Washington Times reporter Bill Gertz told a federal court Tuesday that protecting the confidentiality of his sources is "absolutely essential" to his ability to do his job.
Gertz was subpoenaed after The Times published an article in May 2006 about the Chinese espionage case citing unnamed sources. U.S. District Court Judge Cormac Carney ordered a comprehensive criminal investigation to determine who leaked information to Gertz.
"Without the information provided by confidential sources, these events – or important aspects of these events – would remain shielded from public and congressional scrutiny and oversight," Gertz wrote in a declaration filed Tuesday, The Times reported. "Protecting the identities of my confidential sources is absolutely essential to my ability to do my job."
In the story, Gertz quoted anonymous government officials saying that senior members of the Justice Department had approved an indictment against Chi Mak, an engineer who worked for an American defense contractor.
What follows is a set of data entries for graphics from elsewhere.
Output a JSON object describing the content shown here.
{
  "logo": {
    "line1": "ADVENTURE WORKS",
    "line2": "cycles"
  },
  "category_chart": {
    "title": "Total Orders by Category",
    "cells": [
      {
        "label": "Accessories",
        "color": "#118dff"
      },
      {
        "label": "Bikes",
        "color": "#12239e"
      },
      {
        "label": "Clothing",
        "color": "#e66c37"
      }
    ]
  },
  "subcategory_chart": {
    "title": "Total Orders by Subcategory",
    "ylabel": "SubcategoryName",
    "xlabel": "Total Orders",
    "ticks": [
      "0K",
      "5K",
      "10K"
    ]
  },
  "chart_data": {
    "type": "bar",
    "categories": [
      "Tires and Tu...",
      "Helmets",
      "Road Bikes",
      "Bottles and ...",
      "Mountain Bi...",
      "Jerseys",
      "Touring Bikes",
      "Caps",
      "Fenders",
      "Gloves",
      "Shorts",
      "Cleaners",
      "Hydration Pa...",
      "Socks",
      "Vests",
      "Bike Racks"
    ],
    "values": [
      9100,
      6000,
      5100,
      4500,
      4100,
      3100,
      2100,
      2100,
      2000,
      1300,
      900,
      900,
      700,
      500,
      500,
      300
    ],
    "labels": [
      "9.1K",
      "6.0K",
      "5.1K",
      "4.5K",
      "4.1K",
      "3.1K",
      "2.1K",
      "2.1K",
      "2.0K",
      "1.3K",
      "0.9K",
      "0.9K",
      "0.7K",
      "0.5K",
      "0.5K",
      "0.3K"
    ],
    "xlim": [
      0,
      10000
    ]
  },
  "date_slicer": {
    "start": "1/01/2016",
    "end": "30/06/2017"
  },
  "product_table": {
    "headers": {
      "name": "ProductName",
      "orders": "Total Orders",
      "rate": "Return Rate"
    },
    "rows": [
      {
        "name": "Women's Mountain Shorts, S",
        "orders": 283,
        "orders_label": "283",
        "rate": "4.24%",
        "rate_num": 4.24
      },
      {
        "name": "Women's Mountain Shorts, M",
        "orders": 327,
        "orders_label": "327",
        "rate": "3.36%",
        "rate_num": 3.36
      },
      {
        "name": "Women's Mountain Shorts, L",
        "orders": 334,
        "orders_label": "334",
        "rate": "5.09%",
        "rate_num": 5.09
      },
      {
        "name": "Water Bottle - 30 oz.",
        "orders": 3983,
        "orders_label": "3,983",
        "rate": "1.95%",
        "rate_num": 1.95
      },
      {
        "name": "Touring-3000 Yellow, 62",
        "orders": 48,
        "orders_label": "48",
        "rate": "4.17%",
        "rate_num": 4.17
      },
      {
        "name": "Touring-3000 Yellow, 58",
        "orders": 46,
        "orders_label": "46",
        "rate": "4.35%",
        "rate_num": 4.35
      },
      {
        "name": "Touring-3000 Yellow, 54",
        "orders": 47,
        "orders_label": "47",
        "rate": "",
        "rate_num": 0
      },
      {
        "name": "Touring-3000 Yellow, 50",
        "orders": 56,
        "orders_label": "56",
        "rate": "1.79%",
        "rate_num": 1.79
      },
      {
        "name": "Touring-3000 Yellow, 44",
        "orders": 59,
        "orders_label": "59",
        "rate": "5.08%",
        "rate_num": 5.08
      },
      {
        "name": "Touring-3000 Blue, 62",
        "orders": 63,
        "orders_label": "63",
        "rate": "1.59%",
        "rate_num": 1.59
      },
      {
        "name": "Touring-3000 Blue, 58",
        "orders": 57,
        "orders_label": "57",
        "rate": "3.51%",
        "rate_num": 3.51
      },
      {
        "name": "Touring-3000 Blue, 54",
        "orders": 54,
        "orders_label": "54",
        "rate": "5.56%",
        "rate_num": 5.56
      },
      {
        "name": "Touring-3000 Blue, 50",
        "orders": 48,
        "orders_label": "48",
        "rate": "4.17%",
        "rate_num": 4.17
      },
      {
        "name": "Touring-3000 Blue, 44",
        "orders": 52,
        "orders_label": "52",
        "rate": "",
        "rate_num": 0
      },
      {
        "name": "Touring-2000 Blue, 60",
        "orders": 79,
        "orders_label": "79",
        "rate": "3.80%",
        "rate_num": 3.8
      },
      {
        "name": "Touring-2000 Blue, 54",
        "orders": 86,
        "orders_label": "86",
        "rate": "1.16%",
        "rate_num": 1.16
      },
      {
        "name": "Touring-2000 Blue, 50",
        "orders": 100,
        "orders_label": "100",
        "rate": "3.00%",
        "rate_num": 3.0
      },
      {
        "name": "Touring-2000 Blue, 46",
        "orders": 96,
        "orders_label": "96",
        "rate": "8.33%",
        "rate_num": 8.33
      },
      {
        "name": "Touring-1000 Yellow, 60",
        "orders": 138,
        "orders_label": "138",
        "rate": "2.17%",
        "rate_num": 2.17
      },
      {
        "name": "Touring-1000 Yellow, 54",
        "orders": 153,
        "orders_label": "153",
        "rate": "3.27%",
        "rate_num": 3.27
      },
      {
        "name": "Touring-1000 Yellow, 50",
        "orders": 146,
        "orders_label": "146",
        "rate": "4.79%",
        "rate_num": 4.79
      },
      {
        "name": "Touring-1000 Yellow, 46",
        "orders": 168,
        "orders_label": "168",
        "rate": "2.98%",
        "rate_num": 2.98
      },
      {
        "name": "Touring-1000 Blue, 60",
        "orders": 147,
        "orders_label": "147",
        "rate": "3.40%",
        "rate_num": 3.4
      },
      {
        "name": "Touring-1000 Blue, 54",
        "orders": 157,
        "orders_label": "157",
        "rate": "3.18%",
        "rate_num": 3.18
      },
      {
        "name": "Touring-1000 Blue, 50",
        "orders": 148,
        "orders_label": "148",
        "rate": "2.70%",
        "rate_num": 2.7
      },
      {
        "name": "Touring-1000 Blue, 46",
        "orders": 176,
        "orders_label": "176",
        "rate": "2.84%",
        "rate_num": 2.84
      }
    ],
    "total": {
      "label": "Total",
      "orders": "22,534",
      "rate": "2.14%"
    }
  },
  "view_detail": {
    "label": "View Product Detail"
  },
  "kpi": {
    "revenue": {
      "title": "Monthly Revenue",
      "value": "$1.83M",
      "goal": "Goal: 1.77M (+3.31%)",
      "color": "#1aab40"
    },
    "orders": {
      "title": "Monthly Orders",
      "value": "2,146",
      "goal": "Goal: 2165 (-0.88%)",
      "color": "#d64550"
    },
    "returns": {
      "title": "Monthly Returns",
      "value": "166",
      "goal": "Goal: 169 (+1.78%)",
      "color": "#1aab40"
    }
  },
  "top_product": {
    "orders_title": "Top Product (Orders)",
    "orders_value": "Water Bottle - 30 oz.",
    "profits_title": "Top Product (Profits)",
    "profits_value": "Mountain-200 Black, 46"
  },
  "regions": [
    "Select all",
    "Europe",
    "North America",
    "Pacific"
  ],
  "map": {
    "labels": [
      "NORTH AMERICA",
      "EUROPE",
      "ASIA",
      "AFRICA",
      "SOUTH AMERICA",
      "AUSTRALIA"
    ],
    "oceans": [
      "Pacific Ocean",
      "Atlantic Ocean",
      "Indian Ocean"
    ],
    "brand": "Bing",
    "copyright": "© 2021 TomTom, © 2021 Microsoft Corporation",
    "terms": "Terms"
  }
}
Mak was charged with conspiracy and "unlawful export of defense articles."
According to The Times, Gertz predicted that if revealing confidential sources became commonplace, the "quantity and quality of investigative reporting and critical analysis would decline."
Gertz also said that being forced to divulge the people he talked to concerning a Chinese espionage case would infringe on his First Amendment rights.
Judge Carney has ordered Gertz to appear in court at 9 a.m. on Thursday.